Oracle Pitches Warehousing Strategy

Oracle Corp. today outlined its strategy to target the growing data warehousing market, with new products and partnerships that it hopes will allow it to get the attention of small, medium-sized and large businesses.

The strategy calls for Oracle to provide not only the underlying technology for building and managing a data warehouse, but also many of the analytical software applications that allow customers to drill down into their data and extract meaning from it, officials said.

"Oracle is all about the broad picture, about providing the platform to set up and manage a data warehouse, and about the applications that make it useful," said Gary Bloom, executive vice president of Oracle's system products division, at a press conference here at the company's Redwood Shores, California headquarters.

Oracle hosted its first data warehousing event in 1995, and since than has been accumulating products and technologies by acquisition and through its own development efforts.

One analyst said the market is moving quickly towards "pre-packaged solutions," and Oracle's strategy will allow it to compete effectively against chief rivals IBM Corp. and Microsoft Corp.

"Microsoft is doing it through partnerships, and Oracle is doing it by providing some of the analytical applications itself, and they're both perfectly reasonable routes to take," said Colin White, founder of IT consulting firm Database Associates International Inc. in Morgan Hill, California.

Among its new offerings, Oracle announced Version 2.0 of Oracle Warehouse Builder, a Java-based release of its flagship data warehouse design and management system that includes visual modeling, data extraction and loading capabilities.

"Oracle Warehouse Builder offers a graphically-oriented, wizard-based tool that puts all the aspects of data warehousing -- designing, creating and managing -- into a single product," Bloom said. The product's extensive use of wizards reduces the amount of code developers must write to build a data warehouse, reducing the cost of implementation for corporations, he said.

Oracle worked with SAP AG and PeopleSoft Inc. to integrate Oracle Warehouse Builder with their enterprise resource planning (ERP) applications, allowing data from the ERP suites to be incorporated more quickly into a data warehouse, Oracle officials said. Oracle also released an "integrator" application programming interface, allowing other ERP vendors to build similar integration capabilities into their own software products.

Targeted at large corporations, Oracle Warehouse Builder Version 2.0 will be in beta by the end of the year, with the full product launch planned for the second quarter of 1999, official said.

For smaller businesses Oracle announced Version 2.0 of Oracle Data Mart Suite, a turnkey package for designing and building a data mart.
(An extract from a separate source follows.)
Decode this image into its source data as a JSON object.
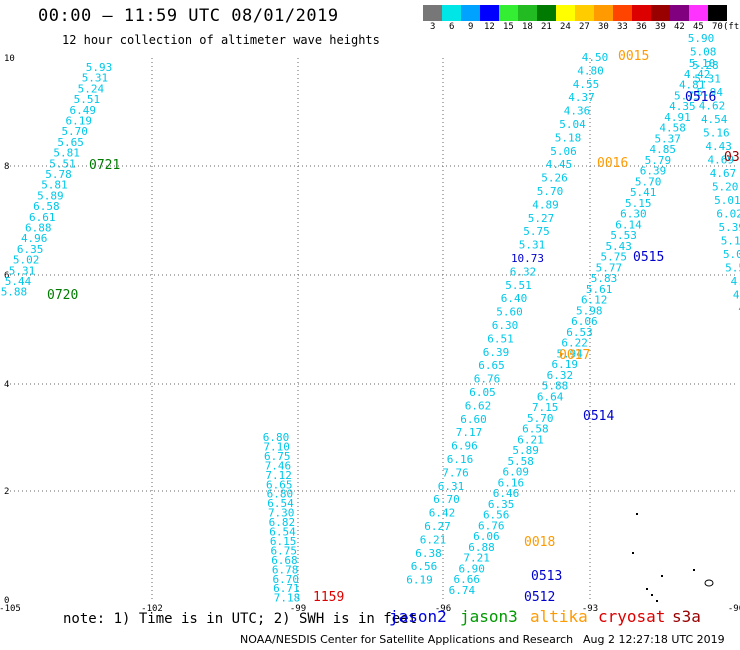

Version 2.0 runs on Sun Microsystems Inc. Solaris operating system as well as Microsoft Cop.'s Windows NT, and is shipping now in the U.S., officials said.

Oracle would not provide pricing yet for the new versions of Oracle Warehouse Builder or Oracle Data Mart Suite.

The database company also said today it has acquired privately held One Meaning Inc., a Palo Alto, California provider of meta data management tools. Meta data refers to information that describes the data in a data warehouse. Oracle said it plans to integrate One Meaning's technology into Oracle Warehouse Builder by the time it is released. Terms of the acquisition were not disclosed.

The company also announced it has collaborated with IBM and Unisys Corp. on a standard for meta data. The standard, which has been submitted to the Object Management Group, brings Oracle into conflict with Microsoft, which has proposed one of its own.

The database vendor will find itself in stiff competition with Microsoft and IBM in the data warehousing market. To help lure customers to its own data warehousing platform, Oracle has added features to its forthcoming Oracle 8i database that it says make its platform faster and more useable.

They include "summary management," a feature which remembers frequently asked data queries and stores the information in pre-summarized tables for faster access, officials said. Oracle 8i intelligently knows which relevant summary tables are available, and also updates them when new information is added to the database, Bloom said.

New analytic applications include Oracle Activa, activity-based costing software that it acquired earlier in the year from PricewaterhouseCoopers. The company also announced new versions of Oracle Balanced Scorecard, an application for examining financial, customer, internal business process and growth data; and the Business Intelligence Applications suite, designed to offer fast answers to day-to-day data warehouse queries.

In addition, Oracle also announced new Web-based tools that allow users to access their warehoused data and find answers to queries. They include new versions of Oracle Reports, Oracle Discover, and Oracle Express, an OLAP (online analytical processing) engine.

The company also unveiled a product certification initiative for third-party vendors as a way of signaling to users that their products are compatible with its own. Finally, Oracle said it has formed a partnership with marketing firm Peppers & Rogers to provide companies with lessons in one-to-one marketing that take advantage of information gleaned from the data warehouse.